The day House Republicans met their worst enemy

We are reporting today on the muck of the Great Swamp-Washington's perceived corruption, which Donald Trump famously promised cheering crowds he'd drain starting on day one of his presidency.

On Monday, a majority of House Republicans ran-amok and seemed to be seeking to preserve the muck, not drain the Swamp. And so it was that they mangled their president-elect's message and, of course, their own. It was a most mind-boggling public display of how their once-Grand Old Party chose to spotlight itself just weeks before taking absolute control of our government.
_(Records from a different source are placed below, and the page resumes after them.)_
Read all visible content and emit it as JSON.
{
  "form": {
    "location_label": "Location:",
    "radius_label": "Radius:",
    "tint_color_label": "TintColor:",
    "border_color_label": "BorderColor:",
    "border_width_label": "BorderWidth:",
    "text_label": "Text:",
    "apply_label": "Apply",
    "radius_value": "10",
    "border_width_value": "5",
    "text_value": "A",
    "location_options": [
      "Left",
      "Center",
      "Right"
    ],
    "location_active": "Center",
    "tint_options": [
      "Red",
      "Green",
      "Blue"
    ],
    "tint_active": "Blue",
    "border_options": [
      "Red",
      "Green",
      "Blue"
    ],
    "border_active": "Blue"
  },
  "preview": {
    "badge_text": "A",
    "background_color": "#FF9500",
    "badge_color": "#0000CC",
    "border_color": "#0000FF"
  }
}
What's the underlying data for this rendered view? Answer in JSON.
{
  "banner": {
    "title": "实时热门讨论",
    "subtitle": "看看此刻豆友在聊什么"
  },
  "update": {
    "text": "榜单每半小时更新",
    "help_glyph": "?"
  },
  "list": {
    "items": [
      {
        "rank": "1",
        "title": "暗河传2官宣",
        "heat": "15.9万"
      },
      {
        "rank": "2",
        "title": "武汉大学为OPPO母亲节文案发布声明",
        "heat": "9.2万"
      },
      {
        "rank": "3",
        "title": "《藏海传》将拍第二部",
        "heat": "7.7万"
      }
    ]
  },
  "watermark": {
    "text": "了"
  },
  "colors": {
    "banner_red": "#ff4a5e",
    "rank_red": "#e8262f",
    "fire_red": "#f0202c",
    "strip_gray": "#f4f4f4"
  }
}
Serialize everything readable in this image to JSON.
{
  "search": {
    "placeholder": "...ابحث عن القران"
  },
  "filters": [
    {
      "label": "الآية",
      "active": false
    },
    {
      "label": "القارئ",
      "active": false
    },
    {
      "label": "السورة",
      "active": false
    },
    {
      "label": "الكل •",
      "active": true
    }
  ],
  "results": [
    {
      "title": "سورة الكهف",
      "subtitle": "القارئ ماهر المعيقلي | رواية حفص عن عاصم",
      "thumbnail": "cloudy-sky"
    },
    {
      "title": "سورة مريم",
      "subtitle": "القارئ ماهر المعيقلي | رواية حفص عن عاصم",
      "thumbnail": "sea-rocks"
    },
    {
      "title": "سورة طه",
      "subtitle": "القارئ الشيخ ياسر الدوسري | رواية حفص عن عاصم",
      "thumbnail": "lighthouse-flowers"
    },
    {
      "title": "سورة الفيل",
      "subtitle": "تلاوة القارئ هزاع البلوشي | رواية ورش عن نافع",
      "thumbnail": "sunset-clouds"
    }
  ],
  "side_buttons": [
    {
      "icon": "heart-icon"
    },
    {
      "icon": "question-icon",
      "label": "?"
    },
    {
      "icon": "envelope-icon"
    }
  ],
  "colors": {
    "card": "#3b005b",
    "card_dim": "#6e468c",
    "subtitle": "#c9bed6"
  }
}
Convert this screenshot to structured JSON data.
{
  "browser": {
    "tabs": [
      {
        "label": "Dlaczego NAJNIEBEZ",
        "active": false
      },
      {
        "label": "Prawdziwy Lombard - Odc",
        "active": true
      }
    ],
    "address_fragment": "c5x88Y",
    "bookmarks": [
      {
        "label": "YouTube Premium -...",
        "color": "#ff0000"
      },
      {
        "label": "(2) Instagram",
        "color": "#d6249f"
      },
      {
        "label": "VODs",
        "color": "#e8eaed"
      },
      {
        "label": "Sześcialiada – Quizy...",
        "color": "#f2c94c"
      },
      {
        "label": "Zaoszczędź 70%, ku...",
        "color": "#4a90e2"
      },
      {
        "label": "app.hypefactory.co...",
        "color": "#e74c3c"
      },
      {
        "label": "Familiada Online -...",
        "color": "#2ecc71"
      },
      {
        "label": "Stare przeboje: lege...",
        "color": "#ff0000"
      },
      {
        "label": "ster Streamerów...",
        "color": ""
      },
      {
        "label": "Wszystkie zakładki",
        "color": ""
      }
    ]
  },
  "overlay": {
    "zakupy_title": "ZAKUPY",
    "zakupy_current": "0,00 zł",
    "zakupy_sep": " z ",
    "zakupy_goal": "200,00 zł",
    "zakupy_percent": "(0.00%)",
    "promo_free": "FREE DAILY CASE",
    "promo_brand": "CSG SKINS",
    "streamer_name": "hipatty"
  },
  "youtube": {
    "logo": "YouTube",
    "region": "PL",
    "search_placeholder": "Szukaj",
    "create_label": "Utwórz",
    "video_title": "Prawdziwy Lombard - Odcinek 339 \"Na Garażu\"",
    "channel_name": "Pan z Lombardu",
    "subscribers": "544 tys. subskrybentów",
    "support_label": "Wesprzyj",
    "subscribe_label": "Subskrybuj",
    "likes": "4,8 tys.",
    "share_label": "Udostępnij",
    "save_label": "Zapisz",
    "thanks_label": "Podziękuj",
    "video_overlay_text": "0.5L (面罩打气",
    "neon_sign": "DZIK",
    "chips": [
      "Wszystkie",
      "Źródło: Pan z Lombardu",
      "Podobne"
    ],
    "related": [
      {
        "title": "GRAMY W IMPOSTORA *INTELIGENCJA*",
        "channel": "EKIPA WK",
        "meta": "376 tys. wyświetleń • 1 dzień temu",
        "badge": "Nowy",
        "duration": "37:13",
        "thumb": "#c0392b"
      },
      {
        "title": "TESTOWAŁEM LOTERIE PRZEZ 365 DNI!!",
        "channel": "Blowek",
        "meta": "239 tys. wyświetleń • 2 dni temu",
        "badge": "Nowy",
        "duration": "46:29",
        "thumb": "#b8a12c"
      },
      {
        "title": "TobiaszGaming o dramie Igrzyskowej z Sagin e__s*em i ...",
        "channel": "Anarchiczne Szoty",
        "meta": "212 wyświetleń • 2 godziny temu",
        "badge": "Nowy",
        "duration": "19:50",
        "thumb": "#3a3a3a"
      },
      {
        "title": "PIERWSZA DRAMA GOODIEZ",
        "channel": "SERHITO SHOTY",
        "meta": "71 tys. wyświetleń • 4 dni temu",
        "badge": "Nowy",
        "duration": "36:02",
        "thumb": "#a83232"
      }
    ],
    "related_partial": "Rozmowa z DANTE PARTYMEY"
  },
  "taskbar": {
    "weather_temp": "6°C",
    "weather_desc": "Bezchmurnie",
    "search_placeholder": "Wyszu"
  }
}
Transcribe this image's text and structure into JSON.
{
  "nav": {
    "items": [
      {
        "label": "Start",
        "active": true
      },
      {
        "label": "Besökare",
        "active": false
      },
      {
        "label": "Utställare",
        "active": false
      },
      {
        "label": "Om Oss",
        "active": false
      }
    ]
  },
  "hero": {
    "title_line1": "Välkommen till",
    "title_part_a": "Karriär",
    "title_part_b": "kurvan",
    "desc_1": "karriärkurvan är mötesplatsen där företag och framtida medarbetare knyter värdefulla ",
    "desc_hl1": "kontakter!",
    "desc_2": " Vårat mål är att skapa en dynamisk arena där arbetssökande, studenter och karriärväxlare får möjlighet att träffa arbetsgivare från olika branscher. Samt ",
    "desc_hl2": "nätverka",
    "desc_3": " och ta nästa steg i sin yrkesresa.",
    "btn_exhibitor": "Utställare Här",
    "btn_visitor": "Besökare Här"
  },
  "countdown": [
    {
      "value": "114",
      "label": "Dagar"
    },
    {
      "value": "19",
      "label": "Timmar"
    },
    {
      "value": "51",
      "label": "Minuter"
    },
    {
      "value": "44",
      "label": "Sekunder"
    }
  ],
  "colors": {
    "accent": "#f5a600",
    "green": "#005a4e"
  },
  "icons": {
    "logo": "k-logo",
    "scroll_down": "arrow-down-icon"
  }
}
The House Republicans, who spent a year demanding transparency from Democrat Hillary Clinton, voted secretly-without allowing any debate-to disarm and virtually disembowel the independent investigatory Office of Congressional Ethics, which was created in 2008 after a wave of corruption scandals involving prominent Republicans. They took a firm position on that, held it for half a news cycle-then deep-sixed it.

We'll get to all that happened-then abruptly un-happened-in this message-mangling flapdoodle. But first, we need to lift ourselves out of today's muck long enough to recall the monumental mess that led the then-Democrat-controlled Congress to create that office of independent ethics enforcement.

We'll start at the intersection of Pennsylvania Avenue and 11th Street NW. It is 2002 and an Orthodox Jewish gentleman named Jack Abramoff has just opened the only kosher restaurant and deli ever to grace that power road that stretches between the White House and Congress. Abramoff has already made quite a name for himself in the capital city-not so much for the fine briskets, corned beef, lox and bagels he serves his customers, but for the manner in which he established himself as a purveyor of pork and perks as a super-lobbyist who catered to powerful Capitol Hill Republicans and executive branch officials.

In 2008, Abramoff was convicted of federal corruption and tax crimes and was sentenced to four years in prison. The scandal, in which he was the lynchpin, resulted in 13 people pleading guilty to federal crimes. The crimes were widespread, and the misconduct was widely known on Capitol Hill-yet the regular congressional ethics committees were widely considered ineffective. That led an embarrassed House to establish its independent congressional ethics office.

But on Monday, the House Republican Conference convened and a majority of House Republicans caught House Speaker Paul Ryan and Majority Leader Kevin McCarthy by surprise, as Rep. Robert Goodlatte, R-Va., proposed a rules amendment that would place the independent ethics office under the thumb of the House Ethics Committee. There was no debate; the rank-and-file steamrolled over the ineffectual objections of their leaders and gutted the independent ethics body.

The result of course was a mangling of what had been Trump's simple and most effective theme: Instead of draining Washington's corruption swamp, the House Republicans had just voted to return to the ineffectual enforcement of the old days, when corruption seemed to swamp the Swamp. That was the point of the lead story on The New York Times front page. (The Washington Post missed the importance and played the story on page A4.)

Now, we switch to our favorite intersection of the news media, policy and politics. Here we can clearly see how Washington's agendas are made, how Washington really works-and why it often doesn't. That lead story in the Times meant that the 24/7 all-news cable networks pounced on the story in the morning. And that prompted citizens in every state to start calling Republican representatives offices, voicing outrage at the idea that Republicans seemed suddenly trying to cover up ethical sleaze in politics. At 10 a.m. Tuesday, Trump tweeted, and suddenly, Republican run-amoks were all atwitter.

Trump tapped: "With all that Congress has to work on, do they really have to make the weakening of the Independent Ethics Watchdog their number one act and priority?"

The now-repentant Abramoff was back in vogue. He told Politico that "moving to diminish oversight is exactly the opposite of what Congress should be doing."

Suddenly, the House GOP steamroller had run out of steam. Ethics shmethics! They reversed their Monday mistake. Nothing would change.

Perhaps Democrats could borrow a page from Trump's paranoia playbook and suggest the House Republicans cleverly rigged the system-they decided to make Trump look good by cleverly looking ridiculous.

But no. Those House Republican rebels, whose ranks still include tea party types who have over-steeped their welcome, ought to adopt the most famous explanation by the most famous Great Swamp critter ever-Walt Kelly's iconic mid-20th century comic strip character, Pogo:

"We have met the enemy and he is us."